Sentii la rabbia ribollirmi nelle vene, contro me stessa, ovviamente. Avrei voluto avere i muscoli di Martin per metterlo k.o., ma purtroppo non era così. Volevo solo dimostrare di potercela fare. Senza pensarci, cominciai a attaccare numerose volte. Prima un pugno il faccia, che schivò senza problemi, poi una ginocchiata nello stomaco e così via. La cosa che odiavo di più, era il fatto che, nonostante lo colpissi, lui non provava il minimo dolore, alla fine mi fermai. Mi ero stancata di più io a colpirlo che lui a reagire.
-La tecnica è buona, il tuo problema è la forza.
Disse lui facendo spallucce.
-Non ce ne metti abbastanza.
Dovevo ammettere che aveva ragione, il mio problema era sempre stata la mancanza di muscoli. Decisi che mi sarei occupata di fare sollevamento pesi nel futuro, ma per adesso dovevo trovare un modo per essere accettata e rispettata da loro.
-Ma i muscoli non sono tutto.
Dissi dopo un po'.
-Invece sì.
Rispose Martin, cercai di ignorarlo.
-Beh, a meno che tu non abbia delle doti nascoste che possono servire in combattimento, direi che sono tutto.
Rispose Hri. Mi voltai scrollando le spalle.
-Forse hai ragione.
Dissi. Con la coda dell'occhio lo vidi sorridere ai ragazzi, credeva di aver vinto.
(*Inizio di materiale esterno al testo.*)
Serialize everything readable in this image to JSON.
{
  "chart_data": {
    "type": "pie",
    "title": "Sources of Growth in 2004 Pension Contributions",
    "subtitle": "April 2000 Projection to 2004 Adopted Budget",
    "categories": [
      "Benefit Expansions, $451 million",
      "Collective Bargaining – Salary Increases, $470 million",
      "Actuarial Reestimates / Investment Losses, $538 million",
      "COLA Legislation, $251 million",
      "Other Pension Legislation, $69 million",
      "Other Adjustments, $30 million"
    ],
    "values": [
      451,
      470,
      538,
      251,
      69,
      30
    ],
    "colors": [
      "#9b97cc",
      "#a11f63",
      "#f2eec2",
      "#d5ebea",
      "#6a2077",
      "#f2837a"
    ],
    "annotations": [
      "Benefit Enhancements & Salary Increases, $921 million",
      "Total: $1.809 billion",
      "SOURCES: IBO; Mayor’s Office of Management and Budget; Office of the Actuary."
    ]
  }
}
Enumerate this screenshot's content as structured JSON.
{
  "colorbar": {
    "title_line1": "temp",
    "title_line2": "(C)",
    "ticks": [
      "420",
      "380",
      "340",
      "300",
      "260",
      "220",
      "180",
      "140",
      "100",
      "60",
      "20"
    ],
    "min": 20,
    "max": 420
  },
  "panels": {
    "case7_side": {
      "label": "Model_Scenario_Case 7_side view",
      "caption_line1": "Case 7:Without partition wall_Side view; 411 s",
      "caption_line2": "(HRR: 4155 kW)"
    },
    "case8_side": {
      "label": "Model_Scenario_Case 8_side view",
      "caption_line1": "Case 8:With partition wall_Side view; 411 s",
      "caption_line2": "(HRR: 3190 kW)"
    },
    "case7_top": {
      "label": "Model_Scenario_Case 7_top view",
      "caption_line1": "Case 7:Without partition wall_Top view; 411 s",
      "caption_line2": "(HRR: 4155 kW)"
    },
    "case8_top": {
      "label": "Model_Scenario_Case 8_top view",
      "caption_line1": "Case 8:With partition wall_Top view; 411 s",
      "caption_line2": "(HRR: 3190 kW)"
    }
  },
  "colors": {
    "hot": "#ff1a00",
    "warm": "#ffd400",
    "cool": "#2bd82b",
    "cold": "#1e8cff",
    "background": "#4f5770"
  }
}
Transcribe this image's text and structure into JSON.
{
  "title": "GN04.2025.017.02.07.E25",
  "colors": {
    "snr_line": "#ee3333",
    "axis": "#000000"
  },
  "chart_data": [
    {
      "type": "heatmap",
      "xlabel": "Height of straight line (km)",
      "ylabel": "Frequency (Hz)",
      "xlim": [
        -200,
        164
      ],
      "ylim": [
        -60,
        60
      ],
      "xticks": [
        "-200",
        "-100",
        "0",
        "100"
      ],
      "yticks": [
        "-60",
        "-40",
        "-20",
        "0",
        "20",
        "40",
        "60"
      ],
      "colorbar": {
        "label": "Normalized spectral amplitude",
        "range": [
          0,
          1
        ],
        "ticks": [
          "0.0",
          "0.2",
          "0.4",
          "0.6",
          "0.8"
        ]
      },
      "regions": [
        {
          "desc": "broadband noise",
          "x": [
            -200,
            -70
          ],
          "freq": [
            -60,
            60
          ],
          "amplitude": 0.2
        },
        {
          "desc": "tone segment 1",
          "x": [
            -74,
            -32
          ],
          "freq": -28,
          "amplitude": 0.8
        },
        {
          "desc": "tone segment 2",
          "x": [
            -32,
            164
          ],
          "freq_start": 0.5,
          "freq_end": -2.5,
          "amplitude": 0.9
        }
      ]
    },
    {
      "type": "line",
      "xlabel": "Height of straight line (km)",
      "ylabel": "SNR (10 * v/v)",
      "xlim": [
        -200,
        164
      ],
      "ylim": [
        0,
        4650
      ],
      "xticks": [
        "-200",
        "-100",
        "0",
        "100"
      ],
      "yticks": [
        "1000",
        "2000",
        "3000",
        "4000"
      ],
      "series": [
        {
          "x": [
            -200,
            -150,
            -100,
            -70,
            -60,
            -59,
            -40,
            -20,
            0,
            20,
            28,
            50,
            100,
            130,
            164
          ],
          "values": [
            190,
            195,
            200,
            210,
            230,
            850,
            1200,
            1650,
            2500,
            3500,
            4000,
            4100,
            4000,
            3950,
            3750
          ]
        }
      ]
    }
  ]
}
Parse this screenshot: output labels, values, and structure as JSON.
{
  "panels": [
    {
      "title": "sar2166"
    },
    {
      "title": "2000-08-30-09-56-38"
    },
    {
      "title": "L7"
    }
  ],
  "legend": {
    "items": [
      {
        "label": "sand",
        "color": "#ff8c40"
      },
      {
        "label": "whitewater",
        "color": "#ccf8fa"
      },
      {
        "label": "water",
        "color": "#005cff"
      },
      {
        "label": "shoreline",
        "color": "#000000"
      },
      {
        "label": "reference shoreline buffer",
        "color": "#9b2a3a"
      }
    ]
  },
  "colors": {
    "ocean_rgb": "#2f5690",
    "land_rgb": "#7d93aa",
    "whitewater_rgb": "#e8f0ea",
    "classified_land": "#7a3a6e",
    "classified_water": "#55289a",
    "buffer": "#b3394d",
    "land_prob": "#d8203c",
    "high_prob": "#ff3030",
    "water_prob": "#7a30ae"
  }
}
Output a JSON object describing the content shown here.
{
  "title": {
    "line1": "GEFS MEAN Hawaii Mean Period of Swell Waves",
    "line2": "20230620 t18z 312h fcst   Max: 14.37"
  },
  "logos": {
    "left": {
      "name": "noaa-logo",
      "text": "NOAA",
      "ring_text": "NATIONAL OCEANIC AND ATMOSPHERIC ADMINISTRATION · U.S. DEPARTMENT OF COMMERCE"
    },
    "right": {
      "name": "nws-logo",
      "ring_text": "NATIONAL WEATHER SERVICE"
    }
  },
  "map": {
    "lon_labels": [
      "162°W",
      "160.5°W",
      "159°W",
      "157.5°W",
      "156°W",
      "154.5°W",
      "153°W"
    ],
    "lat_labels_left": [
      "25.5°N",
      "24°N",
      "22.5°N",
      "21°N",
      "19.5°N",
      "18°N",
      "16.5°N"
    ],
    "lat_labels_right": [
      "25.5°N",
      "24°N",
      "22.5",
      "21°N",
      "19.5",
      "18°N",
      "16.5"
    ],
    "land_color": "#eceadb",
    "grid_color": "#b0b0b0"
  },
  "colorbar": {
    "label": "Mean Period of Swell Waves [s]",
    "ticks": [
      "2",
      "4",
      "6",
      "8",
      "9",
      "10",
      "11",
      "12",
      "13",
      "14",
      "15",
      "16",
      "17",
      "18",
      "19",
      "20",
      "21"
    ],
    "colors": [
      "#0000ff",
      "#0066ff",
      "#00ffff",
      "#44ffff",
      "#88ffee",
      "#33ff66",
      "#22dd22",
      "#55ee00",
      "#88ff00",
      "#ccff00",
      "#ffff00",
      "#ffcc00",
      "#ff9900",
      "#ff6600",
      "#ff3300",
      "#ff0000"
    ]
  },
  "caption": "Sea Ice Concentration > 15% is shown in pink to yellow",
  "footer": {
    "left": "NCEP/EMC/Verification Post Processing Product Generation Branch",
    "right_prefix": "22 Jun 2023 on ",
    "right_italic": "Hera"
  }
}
Proprio in quel momento mi voltai nella sua direzione e gli sferrai un calcio dritto in faccia. Lui rimase stordito e dopo un po' si portò la mano allo zigomo dove lo avevo colpito.
-Una volta mi hanno detto che non bisogna mai abbassare la guardia in un combattimento.
Dissi, anche gli altri ragazzi, che ormai avevano pensato che mi ero arresa, rimasero a bocca aperta.
-Ottima mossa, Quinn.
Disse Hari. Sembrava compiaciuto, ma anche innervosito di aver fatto una pessimo figura. Compiaciuto forse perché credeva di non aver a che fare con un totale disastro.
In quel momento sentii la porta spalancarsi e io mi voltai in direzione di essa. Vidi un ragazzo biondo correre nella mia direzione e subito riconobbi Justin, ma allora non credeva che io fossi appiccicosa, se era venuto a cercarmi.
Aveva quasi raggiunto la piattaforma, quando qualcosa mi colpì e improvvisamente mi sentii stordita e la stanza cominciò a girare. Rimasi immobile a cercare di assimilare in colpo. Hari mi aveva tirato un calcio proprio sotto l'occhio.
-Non avevi detto che bisognava rimnere sempre concentrati?
Era stato più intelligente di me. Mi sentivo in imbarazzo, tutto il rispetto che ero riuscita a conquistare era così svanito nel nulla. Justin, intanto, ci aveva raggiunti e salì sulla piattaforma.
-Ti avevo detto di allontanarti da lei già una volta o sbaglio?
Chiese Justin, con tono minaccioso. Mi cinse con un braccio attorno alla schiena e io mi tirai su, anche se la testa aveva ricominciato a girare.
-Io lavoro con lei, stavo solo testando a che livello era.
Spiegò Hari. Non volevo che Justin avesse per la testa anche me, aveva già tanti problemi da affrontare e solo adesso che era di nuovo corso a salvarmi, sentivo di essere stato un peso per lui per moltissimo tempo, fin da quando avevo distrutto la società.
-Non c'è bisogno di colpirla così forte.
Urlò lui. La sua mano si muoveva su e fgiù lungo il mio fianco, accarezzandomi.
-Me la cavo io, qui.
Dissi.
-Puoi tornare in camera, non preoccuparti.
Sussurrai.
-Non è che può, deve.
Mi corresse Hari.
-O Daniel saprà dei problemi che stai creando e provvederà a punirti, ragazzo.
Justin indietreggiò in silenzio e alla fine scese dalla piattaforma, nonostante tutto non voleva ricevere una punizione. Secondo il codice americano se mai Justin si fosse ribellato a un altro socio sarebbe stato frustato e se poi lo avesse fatto con il capo sarebbe stato ucciso.Non gli conveniva inimicarsi Hari già da subito.
-Ma Quinn viene con me.
Dichiarò dal basso.
-No, stiamo lavorando.
Ribatté Hari.
-Ascolta, sto bene. Questo è il mio incarico e anche se oggi torno con te tanti altri giorni dovrò tornare qui a combattere. Me la caverò.
Dissi inchinandomi verso di Justin. Lui lanciò un'occhiataccia a Hari, non era convinto, avevo paura che lo attaccasse e che finisse male. Mi tirai su, per chiedere a Hari un minuto per parlare da sola con Justin, ma non ebbi il tempo di aprire bocca perché in pochi secondi cominciai a vedere la stanza girare, le orecchie cominciarono a fischiarmi e caddi a terra.